26 de September de 2017
Carmela Grune

Conhecer para incluir

Foto – No dia 18 de março, na Saraiva, em Porto Alegre, o Projeto Desmitificando o Direito recebeu Heber Luis Trindade Moreira, ex-integrante do Direito no Cárcere, para cantar a sua música “Manifesto Carcerário” com Ras Sansão, músico voluntário, Fernando Catatau, percussionista voluntário e eu no baixo”, música inclusão! Registro Jai T Junior, Mafia Kick.

Carmela Grune*

Editorial da 41 Edição do jornal Estado de Direito – http://issuu.com/estadodedireito/docs/ed_41_estado_de_direito.

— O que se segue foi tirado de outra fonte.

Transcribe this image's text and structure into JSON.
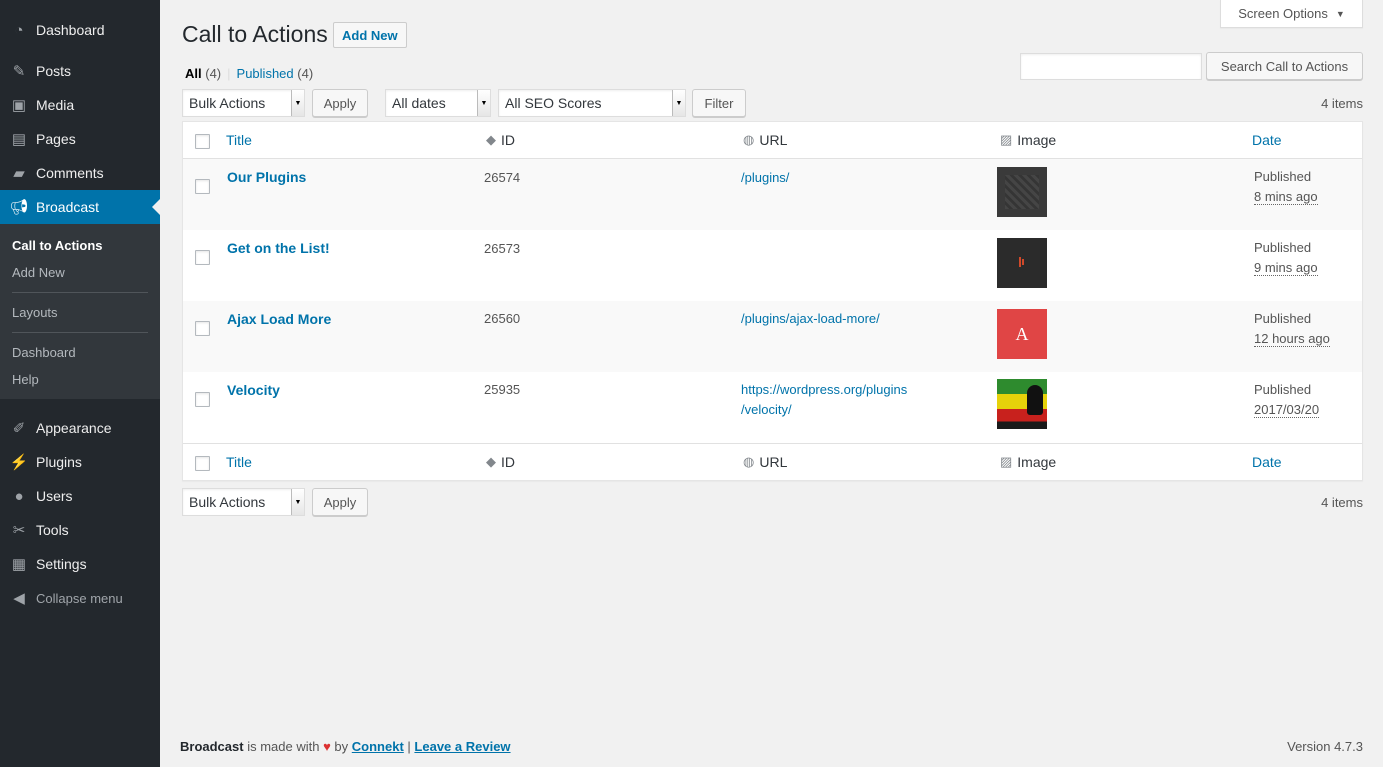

Os trabalhos que antecedem a materialização do Jornal Estado de Direito são aqueles que determinam a característica de como será apresentada a publicação. As principais influências são os fatos que acontecem ao nosso redor, reconhecidos ou não pelo universo jurídico, mas que necessitam de reflexão e aprofundamento.
A proposta da pesquisa científica a partir dos textos destacados na capa, tem como objetivo estimular e valorizar a importância do pensamento à prática, ambos, necessários para fortalecer a identidade, no caso do direito, o sentimento constitucional dentro de cada cidadão, para pensar o Direito que temos e o que precisamos ter.
A partir da pragmática jurídica, com exemplos, demonstramos como a dedicação e a confiança, colaboram para enfrentar o medo que oprime o desejo de conhecer o desconhecido. Isso porque o novo gera dúvidas, saímos de um plano estável para um plano o qual precisamos descobrir.

Serviço público

Assim, seremos capazes de enxergar pessoas que muitas vezes estão invíseis, que são vistas apenas quando precisamos, notamos na coleta de lixo, no transporte público ou quando somos vítimas da violência.
Atenção e cuidado com quem faz parte da cidade requer como palavra central: inclusão. Dentro da política pública, envolver todos os setores para o cuidado daquilo que é comum. Desde a água, ao lixo, ao cárcere, pois todos vivemos nesse “condomínio”.

Construção

Este texto pode estar sendo lido num escritório, na universidade, no ônibus, na praia, na fila do banco, no presídio, independente do lugar podemos ter convicção de que o conhecimento abre portas, janelas, traz luz para o nosso caminho. O sentido do nosso trabalho é esse. É um trabalho invisível de primeiro momento, que não pode ser avaliado como uma obra pública, nem tocado como objeto, porque a construção está dentro de nós, mas certamente o olhar que temos sobre o ser humano, a partir do conhecimento pode ser sim modificado.
Somos mais que marcas e cores, somos o sentido do direito existir, somos comunidade e, como tal, devemos enxergar o outro. Pensar no coletivo é empreender, é ser criativo, pensar com alteridade de como podemos trabalhar para que mais pessoas possam ser INCLUÍDAS.
Nossa realização é poder ver, sentir, ouvir, como a sabedoria garante nossa dignidade, autoestima, para não se calar, para questionar até que ponto um argumento, uma decisão pode dizer que isso ou aquilo é direito, ou melhor, se aquilo faz justiça.

Cultura

Na próxima semana, o projeto Direito no Cárcere, do Jornal Estado de Direito, recebe no Theatro São Pedro, a Medalha da Cidade de Porto Alegre. Nesse dia, espero estar reunida com os voluntários, parceiros, e, principalmente, com quem precisa ser incluído, os detentos, que hoje estão cumprindo pena com o monitoramento eletrônico.
Fiquei pensando se já subiu ao principal palco de Porto Alegre, presidiários, policiais e voluntários… acredito que não. Espero poder num próximo texto aqui no Estado de Direito, poder compartilhar que esse feito aconteceu.
Sentimento constitucional, inclusão social, alteridade, dignidade, se promove com cultura, nada mais animador do que um teatro para reforçar a nossa cidadania.

* Diretora Presidente do Jornal Estado de Direito. Advogada. Jornalista. Membro da Comissão de Direitos Humanos da OAB/RS. Autora dos livros “Participação Cidadã na Gestão Pública” e “Samba no Pé & Direito na Cabeça” (obra coletiva), ambos publicados pela Saraiva.